Dec. 7 (Bloomberg) -- Canadian stocks rose, led by banks, on speculation the Group of 20, International Monetary Fund and European Central Bank may take measures to alleviate the European debt crisis.
Bank of Nova Scotia, Canada’s third-largest lender by assets, gained 2.3 percent after an analyst at Royal Bank of Canada boosted his rating on the shares. Enbridge Inc., the country’s biggest pipeline company, increased 2.5 percent after releasing plans for its Seaway pipeline. Canadian Oil Sands Ltd., the largest owner of the Syncrude project, fell 4 percent after saying it may have to shut down an oil-sands upgrader for maintenance.
The Standard & Poor’s/TSX Composite Index advanced 67.48 points, or 0.6 percent, to 12,148.73 a day before a meeting of European Union leaders.
“Everyone is waiting and holding their breath to see what happens in Europe,” David Cockfield, a money manager at Northland Wealth Management in Toronto, said in a telephone interview. The firm oversees about C$200 million ($198 million). “The great hope is with France and Germany more or less on the same page, with a little strong-arming they can bring the rest of the group in line and at least give some indication of a joint front to meet some of these problems.”

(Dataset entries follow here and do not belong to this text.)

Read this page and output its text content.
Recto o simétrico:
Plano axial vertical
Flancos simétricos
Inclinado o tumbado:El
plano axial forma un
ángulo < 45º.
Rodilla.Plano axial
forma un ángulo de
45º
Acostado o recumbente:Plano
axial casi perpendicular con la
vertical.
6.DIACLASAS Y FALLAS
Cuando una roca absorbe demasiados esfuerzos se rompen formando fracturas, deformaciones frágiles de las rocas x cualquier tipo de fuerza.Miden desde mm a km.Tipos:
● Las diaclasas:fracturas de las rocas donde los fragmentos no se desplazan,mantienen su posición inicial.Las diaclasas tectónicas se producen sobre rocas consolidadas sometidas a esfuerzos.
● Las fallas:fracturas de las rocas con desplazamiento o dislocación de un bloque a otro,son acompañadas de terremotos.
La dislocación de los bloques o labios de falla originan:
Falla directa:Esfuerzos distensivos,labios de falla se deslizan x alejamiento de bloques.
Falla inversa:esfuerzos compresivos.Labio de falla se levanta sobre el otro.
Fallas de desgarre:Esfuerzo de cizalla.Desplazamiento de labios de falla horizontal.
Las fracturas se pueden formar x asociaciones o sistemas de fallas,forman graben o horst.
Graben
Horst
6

Like every other developed-market benchmark stock index besides the S&P 500, the S&P/TSX has fallen this year on concern the European debt crisis may weaken the global economy. The Canadian gauge dropped 10 percent this year through yesterday after advancing seven of the previous eight years.
The S&P/TSX Banks Index gained after three euro-region officials with knowledge of the discussions said the European Central Bank may announce measures to stimulate bank lending tomorrow. The officials spoke on condition of anonymity because the deliberations are private.
Stocks extended their rally after Nikkei reported the G-20 is considering establishing a $600 billion IMF lending program for Europe. Shortly before markets closed, CNBC said the IMF denied the report.
Royal Bank, Canada’s largest lender by assets, advanced 2.2 percent to C$49.56. Toronto-Dominion Bank, its biggest domestic competitor, increased 1.3 percent to C$73.85.
Scotiabank climbed 2.3 percent to C$49.03 after Andre-Philippe Hardy, an analyst at Royal Bank, raised his rating on the shares to “outperform” from “sector perform.” Hardy cited “Scotiabank’s consistent strategy and execution, the greater growth potential of its international banking arm versus purely North American banking franchises, and the improved wealth management platform” in a note to clients.
Enbridge rallied 2.5 percent to C$35.80, the first advance in a week, after forecasting capacity of 375,000 barrels of oil a day for its Seaway pipeline in 2013. Enbridge is reversing the pipeline’s flow to run from Cushing, Oklahoma, to Houston-area refineries.
Canadian Oil Sands dropped 4 percent to C$20.35. The company may it may shut down its oil-sands upgrader for maintenance if it can’t return to full production rates after a disruption last month.
EnCana Corp., Canada’s largest natural gas producer, rose 1.7 percent to C$20.48 after agreeing to sell two processing plants to Veresen Inc. for C$920 million.
Petrominerales Ltd., an energy producer with operations in Colombia, fell 5.9 percent to C$16.10 after sinking 16 percent yesterday. Ian W. Macqueen, an analyst at Canadian Imperial Bank of Commerce, cut his rating on the stock to “sector perform” from “sector outperform” a day after Petrominerales said it suspended drilling at two wells.
Among other S&P/TSX energy companies, Imperial Oil Ltd., the country’s second-biggest company in the industry, gained 3 percent to C$44.50. Cenovus Energy Inc., the fifth-largest, advanced 2.5 percent to C$33.89.
Great Basin Gold Ltd. advanced 16 percent, the most since February 2009, to C$1.21. The prospector with operations in South Africa and Nevada said it executed a $150 million loan agreement.
Gold producer Jaguar Mining Inc. had the largest decline in the Canadian stock benchmark index, falling 9.2 percent to C$6.62, after saying Chief Executive Officer Daniel Titcomb left the company.